An excellent review. Please allow me to counter a small point in it, without arguing against your main ideas, with which I agree.

While I do not dispute your point about Pyne's vocabulary, or even his syntax, I personally enjoy his literary efforts. Besides his many tomes on fire, Steve Pyne has also written a satirical novelette, Brittlebush Valley, that is utterly delightful. His books are artistic, artful, and fun (I liked all the lines you cited). How boring it would be if everyone wrote like Orwell.

I can see how Pyne's word play might annoy the "just the facts, ma'am" reader. However, put yourself in the shoes of someone who has fought fires and written about fires for 30 years. Pyne predicted major catastrophic fires in the US and Australia, fires that subsequently occurred. He warned about destruction and deaths that happened anyway. He pointed out that landscapes would burn, no matter what politicians did, and sure enough, the landscapes burned.

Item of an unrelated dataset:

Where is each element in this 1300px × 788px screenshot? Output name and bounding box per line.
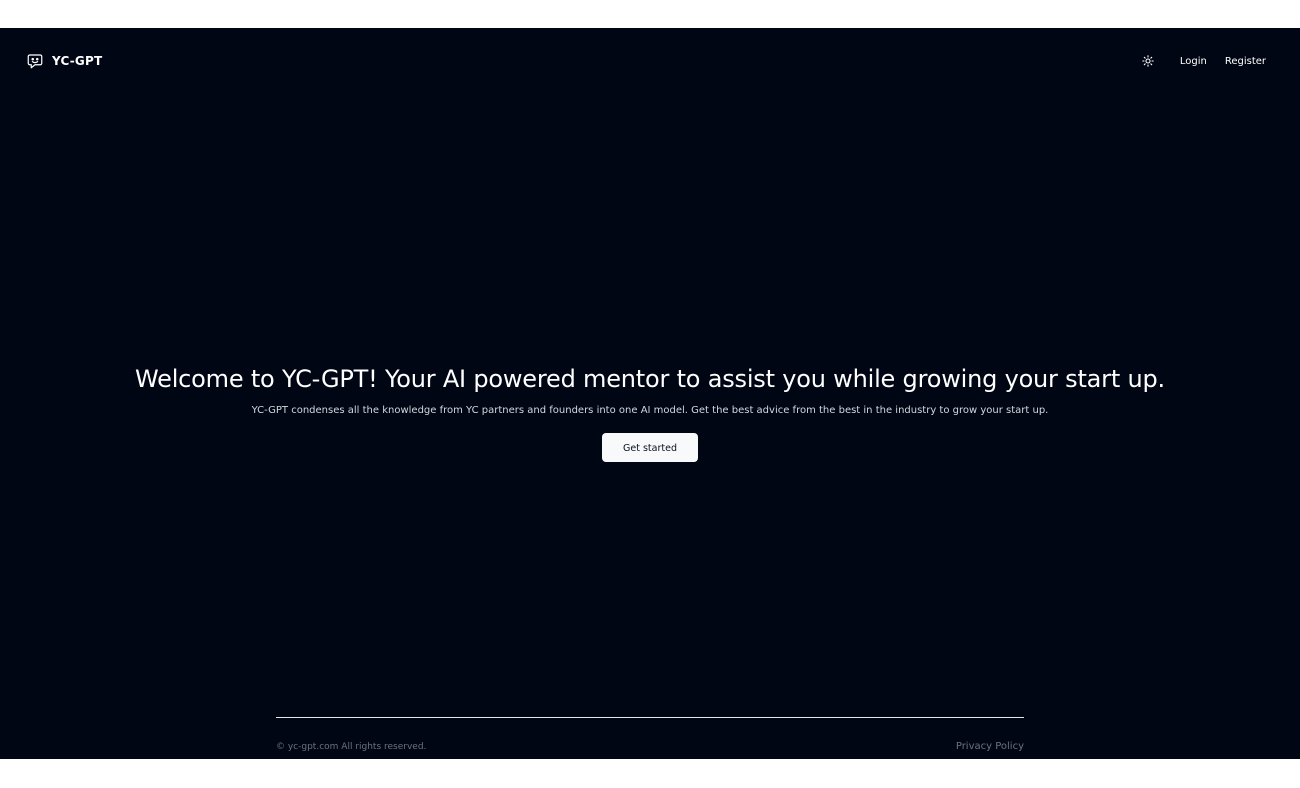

After 30 years of crying out, and seeing no substantive changes, Pyne has embellished his rhetoric a bit, even lyricized it. His books are less of shout-outs to the masses than aesthetic appeals to artists and intellectuals. His wisdom and insights have been ignored in the US. It is not surprising that they would be ignored in Australia. The tragedies that have ensued are no less tragic for being predictable; in fact, predictability makes them even more tragic: "Cassandra's Burden", to coin a new literary obscurity.

Give the poor guy a break. Australia's catastrophically destructive fires are not Steve Pyne's fault. Let him play with words, and try to enjoy it. If you don't want your cities and towns burned to the ground, or "wild" Australia destroyed either, it is up to Australians to do something about it. Pyne has cast pearls before you, but it is up to you all what you do with them.

bushfires

For crissakes, a bushfire is a bushfire. If you are going to talk about bushfires, call them bushfires.

(sigh)

Wild as opposed to controlled

I reckon Ian used the term wildfire to make the distinction between an untamed blaze in the bush and a controlled back burn in the bush. Both examples of bushfire, though quite different.